Description
The “Admiralty Edition” of Narrative of the Second Voyage in Search of the North-West Passage and The Appendix, by Sir John Ross, published in London in 1835.
Quarto, xxxiii, [1], 740; [Appendix], xii, [1], 120pp, cxliv, cii, [errata]. Contemporary quarter brown calf, decorative gilt bands, marbled boards. Bookplate of Ernest Thompson Seton on the front pastedown of both volumes. Booksellers’ small label on rear pastedown of both volumes. Both works are complete, with 30 plates and charts (9 hand-colored) and a large hand-colored map of the Boothia Peninsula; 20 plates (nine hand-colored) in Appendix. Frontispiece portrait of Sir John Ross in the Appendix. Clean text throughout, solid text block. Scattered foxing and toning to plates, color plates all fine. Archival repair to closed tear along margin of fold-out map.
(Arctic Bibliography 14866) (Sabin 73381) (Sabin 73384) (Hill 1490)
The appendix was printed in fewer numbers than the full narrative and is a scarce text in complete form. Contains additional accounts of the native populations of the arctic region and samples of their language.

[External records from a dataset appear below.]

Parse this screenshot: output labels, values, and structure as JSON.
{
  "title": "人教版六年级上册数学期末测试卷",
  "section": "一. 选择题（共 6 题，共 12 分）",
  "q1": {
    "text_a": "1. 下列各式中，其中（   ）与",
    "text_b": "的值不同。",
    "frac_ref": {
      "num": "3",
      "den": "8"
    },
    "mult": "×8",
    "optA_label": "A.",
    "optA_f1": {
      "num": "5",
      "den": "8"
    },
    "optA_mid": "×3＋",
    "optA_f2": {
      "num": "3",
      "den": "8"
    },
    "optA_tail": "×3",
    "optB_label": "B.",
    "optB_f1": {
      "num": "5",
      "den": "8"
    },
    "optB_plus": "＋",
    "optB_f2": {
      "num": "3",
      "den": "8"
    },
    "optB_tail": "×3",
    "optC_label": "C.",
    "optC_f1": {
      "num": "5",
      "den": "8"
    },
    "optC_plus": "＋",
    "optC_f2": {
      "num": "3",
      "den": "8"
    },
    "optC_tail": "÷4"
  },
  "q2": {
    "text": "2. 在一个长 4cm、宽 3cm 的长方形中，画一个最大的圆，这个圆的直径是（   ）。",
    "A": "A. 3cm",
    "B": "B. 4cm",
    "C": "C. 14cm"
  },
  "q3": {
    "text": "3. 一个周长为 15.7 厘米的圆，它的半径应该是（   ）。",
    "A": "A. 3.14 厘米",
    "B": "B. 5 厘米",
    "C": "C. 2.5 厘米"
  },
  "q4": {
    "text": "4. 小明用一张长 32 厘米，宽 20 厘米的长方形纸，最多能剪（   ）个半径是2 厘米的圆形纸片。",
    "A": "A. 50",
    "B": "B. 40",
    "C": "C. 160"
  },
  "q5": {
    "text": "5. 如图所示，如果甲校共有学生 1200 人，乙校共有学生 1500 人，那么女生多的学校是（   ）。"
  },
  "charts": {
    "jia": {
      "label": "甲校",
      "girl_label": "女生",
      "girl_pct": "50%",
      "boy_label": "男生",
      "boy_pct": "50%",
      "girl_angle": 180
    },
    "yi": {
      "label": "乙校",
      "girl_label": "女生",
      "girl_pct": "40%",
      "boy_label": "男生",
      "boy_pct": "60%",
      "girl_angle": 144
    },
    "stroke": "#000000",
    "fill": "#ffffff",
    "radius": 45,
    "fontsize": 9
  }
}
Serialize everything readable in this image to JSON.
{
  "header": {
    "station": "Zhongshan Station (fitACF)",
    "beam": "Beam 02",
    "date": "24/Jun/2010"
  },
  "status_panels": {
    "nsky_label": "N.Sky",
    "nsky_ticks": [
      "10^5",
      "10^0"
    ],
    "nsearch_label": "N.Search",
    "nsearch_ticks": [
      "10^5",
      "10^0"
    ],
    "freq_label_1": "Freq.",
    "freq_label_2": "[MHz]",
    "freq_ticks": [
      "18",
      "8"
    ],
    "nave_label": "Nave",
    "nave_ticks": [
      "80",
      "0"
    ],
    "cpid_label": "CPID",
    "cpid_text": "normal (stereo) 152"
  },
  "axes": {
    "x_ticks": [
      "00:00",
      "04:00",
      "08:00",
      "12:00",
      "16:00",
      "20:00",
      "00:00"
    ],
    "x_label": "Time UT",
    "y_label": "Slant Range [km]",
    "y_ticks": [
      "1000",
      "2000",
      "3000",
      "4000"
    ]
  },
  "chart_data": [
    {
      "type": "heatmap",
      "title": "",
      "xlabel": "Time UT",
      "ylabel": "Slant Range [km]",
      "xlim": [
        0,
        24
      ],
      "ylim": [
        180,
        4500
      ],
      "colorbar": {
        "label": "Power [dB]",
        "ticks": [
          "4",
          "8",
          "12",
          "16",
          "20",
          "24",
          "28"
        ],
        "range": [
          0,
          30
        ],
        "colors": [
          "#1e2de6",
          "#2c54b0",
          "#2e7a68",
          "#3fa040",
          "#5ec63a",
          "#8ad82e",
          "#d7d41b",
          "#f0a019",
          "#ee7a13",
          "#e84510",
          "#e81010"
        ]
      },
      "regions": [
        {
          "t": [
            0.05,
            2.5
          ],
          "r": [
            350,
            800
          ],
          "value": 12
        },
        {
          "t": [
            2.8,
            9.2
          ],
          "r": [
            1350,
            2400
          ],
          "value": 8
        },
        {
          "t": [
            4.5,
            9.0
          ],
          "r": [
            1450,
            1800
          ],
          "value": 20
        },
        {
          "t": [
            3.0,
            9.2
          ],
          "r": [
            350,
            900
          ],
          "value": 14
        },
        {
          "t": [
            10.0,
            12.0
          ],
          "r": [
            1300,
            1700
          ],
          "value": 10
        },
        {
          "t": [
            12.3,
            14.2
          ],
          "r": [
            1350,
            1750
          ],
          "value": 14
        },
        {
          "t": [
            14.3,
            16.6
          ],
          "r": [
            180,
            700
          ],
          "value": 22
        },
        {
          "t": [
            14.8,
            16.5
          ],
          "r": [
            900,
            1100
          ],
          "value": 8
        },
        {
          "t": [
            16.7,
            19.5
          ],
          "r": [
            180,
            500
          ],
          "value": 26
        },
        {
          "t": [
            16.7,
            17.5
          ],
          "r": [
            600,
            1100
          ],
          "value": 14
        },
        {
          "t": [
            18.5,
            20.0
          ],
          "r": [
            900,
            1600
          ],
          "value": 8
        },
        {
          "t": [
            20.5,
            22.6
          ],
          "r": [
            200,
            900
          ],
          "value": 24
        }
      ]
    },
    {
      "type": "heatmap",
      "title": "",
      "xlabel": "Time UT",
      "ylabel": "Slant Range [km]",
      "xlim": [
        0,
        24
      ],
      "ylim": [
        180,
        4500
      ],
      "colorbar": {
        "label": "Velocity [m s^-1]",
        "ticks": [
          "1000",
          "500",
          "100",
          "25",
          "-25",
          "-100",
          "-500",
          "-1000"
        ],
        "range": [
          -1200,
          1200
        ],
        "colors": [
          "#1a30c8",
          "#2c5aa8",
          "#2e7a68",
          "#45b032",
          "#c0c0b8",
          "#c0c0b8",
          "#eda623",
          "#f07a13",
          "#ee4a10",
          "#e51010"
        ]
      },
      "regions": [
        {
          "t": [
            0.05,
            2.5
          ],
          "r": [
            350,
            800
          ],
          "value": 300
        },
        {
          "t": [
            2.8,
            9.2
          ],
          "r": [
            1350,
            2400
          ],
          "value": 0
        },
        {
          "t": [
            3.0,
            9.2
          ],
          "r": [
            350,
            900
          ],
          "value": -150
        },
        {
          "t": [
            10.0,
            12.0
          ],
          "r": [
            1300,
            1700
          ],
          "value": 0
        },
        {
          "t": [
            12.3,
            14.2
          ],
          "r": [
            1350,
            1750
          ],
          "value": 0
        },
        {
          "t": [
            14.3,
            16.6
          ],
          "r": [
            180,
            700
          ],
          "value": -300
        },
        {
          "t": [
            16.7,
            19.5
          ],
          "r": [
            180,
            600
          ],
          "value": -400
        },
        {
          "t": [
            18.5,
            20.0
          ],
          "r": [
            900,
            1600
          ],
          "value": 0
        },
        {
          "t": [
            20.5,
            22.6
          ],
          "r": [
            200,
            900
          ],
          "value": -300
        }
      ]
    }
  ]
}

John Ross (1777-1856) a British naval officer and explorer, undertook a second Arctic voyage in 1829-33 aboard the steam-assisted paddle vessel Victory, pursuing the Northwest Passage after his disputed 1818 findings. Entering Prince Regent Inlet, Ross wintered at Felix Harbour on the Boothia Peninsula, where his nephew James Clark Ross made the major geographical discovery of the North Magnetic Pole in 1831. Ice pressure trapped Victory for multiple seasons and forced a prolonged retreat by boat and sled to Lancaster Sound, where the party was eventually rescued by a whaling ship in 1833; despite the loss of the vessel, the expedition produced valuable magnetic and cartographic data and rehabilitated Ross’s standing within the British scientific and naval community.